IPCA-15 dispara e juros futuros reagem: entenda o impacto na sua vida financeira
O Índice Nacional de Preços ao Consumidor Amplo – 15 (IPCA-15) de fevereiro apresentou uma **surpresa inflacionária**, vindo acima das expectativas do mercado financeiro. Este resultado justifica o comportamento recente da curva de juros, marcada pela abertura das taxas e pela perda de inclinação.
A divulgação do IPCA-15 agitou o mercado, levando os contratos de Depósito Interfinanceiro (DIs) a registrarem altas. A apreciação do real e a atenção dos operadores às pesquisas eleitorais para 2026 haviam dado algum fôlego aos DIs em fevereiro, mas o novo dado de inflação mudou o cenário.
A principal consequência é a reavaliação das expectativas sobre os próximos passos do Comitê de Política Monetária (Copom). A aposta majoritária em um corte de 0,50 ponto porcentual na Selic em março, embora ainda prevalente, perdeu força. Conforme informação divulgada pelo Banco BMG, a precificação de Selic no fim de 2026 foi ajustada para 12,25%, de 12,10% anteriormente.
IPCA-15 de fevereiro: o que revelam os números
O IPCA-15 registrou uma alta de 0,84% em fevereiro, um salto significativo em comparação com os 0,20% de janeiro. Este número superou o teto das estimativas coletadas pelo Projeções Broadcast, que era de 0,69%. Em um horizonte de 12 meses, o índice acumula uma variação de 4,10%, também acima do projetado.
A surpresa no indicador foi notável. A Ativa Investimentos, por exemplo, revisou sua projeção para o IPCA fechado de fevereiro de 0,50% para 0,65%. O economista Guilherme Souza, da Ativa, destacou que o núcleo de serviços subjacentes, que exclui itens voláteis como passagens aéreas, subiu 0,65%, superando a estimativa de 0,50%. As medidas de núcleos, em geral, vieram mais fortes.
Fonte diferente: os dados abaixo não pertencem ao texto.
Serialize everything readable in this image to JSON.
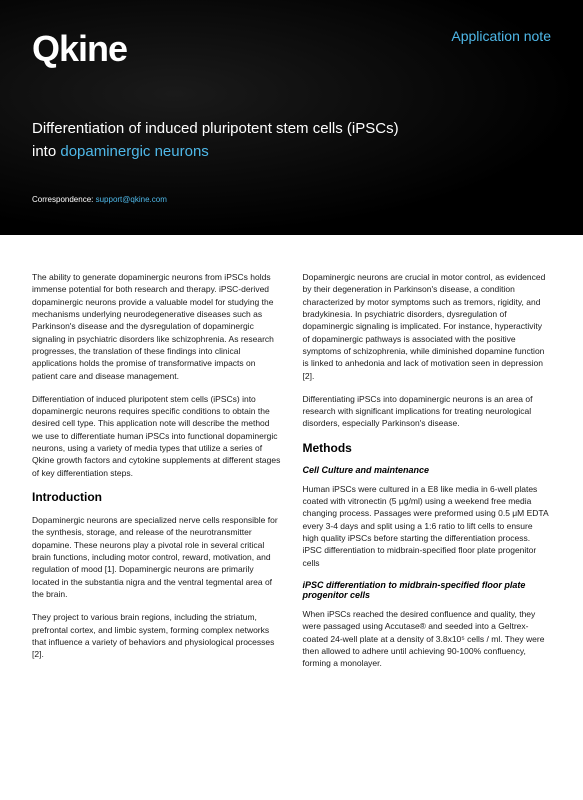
{
  "header": {
    "logo_text": "Qkine",
    "app_note_label": "Application note",
    "title_line1": "Differentiation of induced pluripotent stem cells (iPSCs)",
    "title_line2_prefix": "into ",
    "title_line2_highlight": "dopaminergic neurons",
    "correspondence_label": "Correspondence: ",
    "correspondence_email": "support@qkine.com"
  },
  "left_col": {
    "p1": "The ability to generate dopaminergic neurons from iPSCs holds immense potential for both research and therapy. iPSC-derived dopaminergic neurons provide a valuable model for studying the mechanisms underlying neurodegenerative diseases such as Parkinson's disease and the dysregulation of dopaminergic signaling in psychiatric disorders like schizophrenia. As research progresses, the translation of these findings into clinical applications holds the promise of transformative impacts on patient care and disease management.",
    "p2": "Differentiation of induced pluripotent stem cells (iPSCs) into dopaminergic neurons requires specific conditions to obtain the desired cell type. This application note will describe the method we use to differentiate human iPSCs into functional dopaminergic neurons, using a variety of media types that utilize a series of Qkine growth factors and cytokine supplements at different stages of key differentiation steps.",
    "h_intro": "Introduction",
    "p3": "Dopaminergic neurons are specialized nerve cells responsible for the synthesis, storage, and release of the neurotransmitter dopamine. These neurons play a pivotal role in several critical brain functions, including motor control, reward, motivation, and regulation of mood [1]. Dopaminergic neurons are primarily located in the substantia nigra and the ventral tegmental area of the brain.",
    "p4": "They project to various brain regions, including the striatum, prefrontal cortex, and limbic system, forming complex networks that influence a variety of behaviors and physiological processes [2]."
  },
  "right_col": {
    "p1": "Dopaminergic neurons are crucial in motor control, as evidenced by their degeneration in Parkinson's disease, a condition characterized by motor symptoms such as tremors, rigidity, and bradykinesia. In psychiatric disorders, dysregulation of dopaminergic signaling is implicated. For instance, hyperactivity of dopaminergic pathways is associated with the positive symptoms of schizophrenia, while diminished dopamine function is linked to anhedonia and lack of motivation seen in depression [2].",
    "p2": "Differentiating iPSCs into dopaminergic neurons is an area of research with significant implications for treating neurological disorders, especially Parkinson's disease.",
    "h_methods": "Methods",
    "h_cell": "Cell Culture and maintenance",
    "p3": "Human iPSCs were cultured in a E8 like media in 6-well plates coated with vitronectin (5 μg/ml) using a weekend free media changing process. Passages were preformed using 0.5 μM EDTA every 3-4 days and split using a 1:6 ratio to lift cells to ensure high quality iPSCs before starting the differentiation process. iPSC differentiation to midbrain-specified floor plate progenitor cells",
    "h_ipsc": "iPSC differentiation to midbrain-specified floor plate progenitor cells",
    "p4": "When iPSCs reached the desired confluence and quality, they were passaged using Accutase® and seeded into a Geltrex-coated 24-well plate at a density of 3.8x10⁵ cells / ml. They were then allowed to adhere until achieving 90-100% confluency, forming a monolayer."
  },
  "colors": {
    "accent": "#4fb8e8",
    "header_bg": "#000000",
    "text": "#1a1a1a",
    "white": "#ffffff"
  }
}
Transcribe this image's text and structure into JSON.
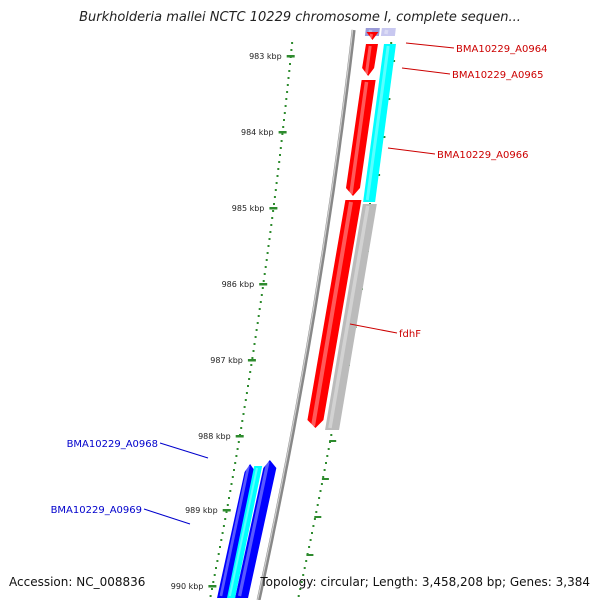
{
  "title": "Burkholderia mallei NCTC 10229 chromosome I, complete sequen...",
  "footer": {
    "accession": "Accession: NC_008836",
    "topology": "Topology: circular; Length: 3,458,208 bp; Genes: 3,384"
  },
  "ticks": [
    "983 kbp",
    "984 kbp",
    "985 kbp",
    "986 kbp",
    "987 kbp",
    "988 kbp",
    "989 kbp",
    "990 kbp"
  ],
  "genes": [
    {
      "name": "BMA10229_A0964",
      "strand": "forward"
    },
    {
      "name": "BMA10229_A0965",
      "strand": "forward"
    },
    {
      "name": "BMA10229_A0966",
      "strand": "forward"
    },
    {
      "name": "fdhF",
      "strand": "forward"
    },
    {
      "name": "BMA10229_A0968",
      "strand": "reverse"
    },
    {
      "name": "BMA10229_A0969",
      "strand": "reverse"
    }
  ],
  "colors": {
    "forward_cds": "#ff0000",
    "reverse_cds": "#0000ff",
    "forward_feature": "#00ffff",
    "fdhF_feature": "#bbbbbb",
    "backbone": "#888888",
    "tick": "#2e8b2e",
    "forward_label": "#cc0000",
    "reverse_label": "#0000cc"
  }
}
Mercado reage: juros futuros sobem e curva de inclinação diminui
O aumento nos juros futuros reflete a percepção de que o Banco Central pode ter um espaço menor para cortes agressivos na taxa Selic, especialmente se a inflação de serviços continuar resiliente. Essa é a visão de León Santiago Lucas, head de renda fixa da Ville Capital.
No fechamento desta sexta-feira, a taxa do DI para janeiro de 2027 avançou para 13,28%, ante 13,179% no ajuste anterior. O DI para janeiro de 2029 subiu para 12,645%, de 12,536%, e o para janeiro de 2031 aumentou para 13,035%, de 12,953% no ajuste de quinta-feira.
Felipe Tavares, economista-chefe da BGC Liquidez, ressaltou que o IPCA-15 “bagunçou tudo”, chegando a afetar a expectativa para a próxima reunião do Copom. Ele explica que a surpresa inflacionária faz com que a minoria do mercado que via um corte de 0,75 ponto porcentual na Selic em março descarte essa possibilidade. Além disso, algumas casas de análise começam a discutir se o corte não poderia ser de apenas 0,25 ponto porcentual.
Selic em março: o que esperar após o IPCA-15?
Ainda que o IPCA-15 de fevereiro tenha vindo forte, ele não é suficiente, por si só, para mudar a expectativa majoritária de um corte de 0,50 ponto porcentual na Selic em março. Isso ocorre porque o Banco Central, em seu Relatório de Política Monetária (RPM), já projetava uma variação de 0,60% para o mês de fevereiro.
No entanto, a perda de inclinação na curva de juros indica que o mercado está ajustando suas projeções para uma inflação corrente mais pressionada. A precificação do corte de 0,50 ponto porcentual na Selic em março, que na quinta-feira estava perto de 100%, caiu para cerca de 85%, segundo dados de mercado.
O cenário exige atenção dos investidores e consumidores, pois qualquer alteração no ritmo de cortes da Selic pode impactar o custo do crédito e o desempenho de investimentos de renda fixa e variável. A evolução da inflação nos próximos meses será crucial para definir os próximos passos da política monetária brasileira.